Implementation science (like the SEARCH study) was front and center at CROI, showing many ways to reframe delivery to reach priority populations and, thereby, increase equity and access. Renee Heffron from the University of Alabama grounded the CROI audience on the difference between “implementation science” and “implementation”. The former “is meant to accelerate the research to practice timeline—it takes an average of 17 years for a novel treatment to reach practice, so there’s lots to do.” She offered up a model of implementation-effectiveness hybrid strategy whereas clinical and implementation outcomes are dual goals. For example, a hybrid study would ask “If we implement 6-monthly LEN injections in health facilities, will this be feasible and will providers counsel about PrEP options with high fidelity to the counselling guidelines and what is PrEP uptake at facility level?” A clinical outcome would only track HIV incidence at the facility and an implementation outcome would only measure fidelity to guidelines.
Heffron asks, “Is implementation science a fleeting obsession or here to stay?” This is seemingly a loaded question, given Jay Bhattacharya, US NIH Director has gone all out with his support for implementation science, wanting to significantly increase the proportion of implementation science of the overall NIH budget from its current 7%, according to Geri Donenberg, Director of the NIH Office of AIDS Research. Others are suspicious, worrying that this support is in line with the current US administration’s efforts away from basic and clinical research.
Among the wrinkles at this year’s CROI was the decision to forego press conferences (both live and virtual) for the global media who have faithfully covered the meeting’s key scientific breakthroughs over the years. This was a missed opportunity against the backdrop of continued, deafening attacks on science, from vaccine research and rollout, attacks on communities across the board, funding shortages, withdrawal of membership in key normative bodies and many other transgressions of laws and moral principles. CROI needs to amplify the harmonious, as well as dissident, voices of researchers and community that the conference uniquely puts forth.

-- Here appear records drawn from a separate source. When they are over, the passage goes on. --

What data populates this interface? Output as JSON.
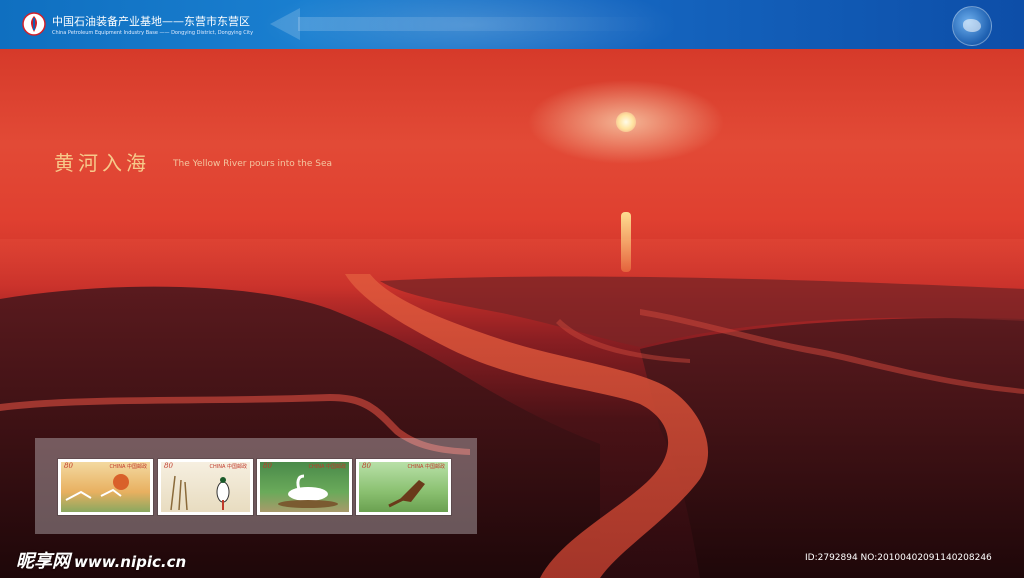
{
  "header": {
    "brand_cn": "中国石油装备产业基地——东营市东营区",
    "brand_en": "China Petroleum Equipment Industry Base —— Dongying District, Dongying City",
    "logo_icon": "petroleum-logo-icon",
    "globe_icon": "globe-icon",
    "colors": {
      "bar": "#1a7fd0"
    }
  },
  "scene": {
    "title_cn": "黄河入海",
    "title_en": "The Yellow River pours into the Sea",
    "colors": {
      "sky": "#e24a36",
      "delta": "#2a0a0e",
      "title": "#f7c98a"
    }
  },
  "stamps": [
    {
      "value": "80",
      "country": "CHINA 中国邮政"
    },
    {
      "value": "80",
      "country": "CHINA 中国邮政"
    },
    {
      "value": "80",
      "country": "CHINA 中国邮政"
    },
    {
      "value": "80",
      "country": "CHINA 中国邮政"
    }
  ],
  "footer": {
    "site_cn": "昵享网",
    "site_url": "www.nipic.cn",
    "id_line": "ID:2792894 NO:20100402091140208246"
  }
}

And, on an up note, I want to close with a preview report back from the AVAC-organized PEP Think Tank on the heels of CROI. Catalyzed by data that the experimental MK-8527 monthly PrEP pill might reach protective drug levels within one hour, a cross-section of talent gathered to brainstorm next-generation PEP options. Heady questions like, Is an RCT necessary? Is an RCT even possible with new PEP formulation? What evidence would be needed to qualify for a label extension? What evidence would be needed for normative guidance and national implementation guidelines? What do communities want? How to improve upon PEP programs of today while preparing for additional options of tomorrow? And how to simplify and de-silo ARVs for treatment, PrEP and PEP with the next-generation drugs? Perhaps we’ll have some answers next year at CROI 2027, in San Diego. And they will be broadcasted widely.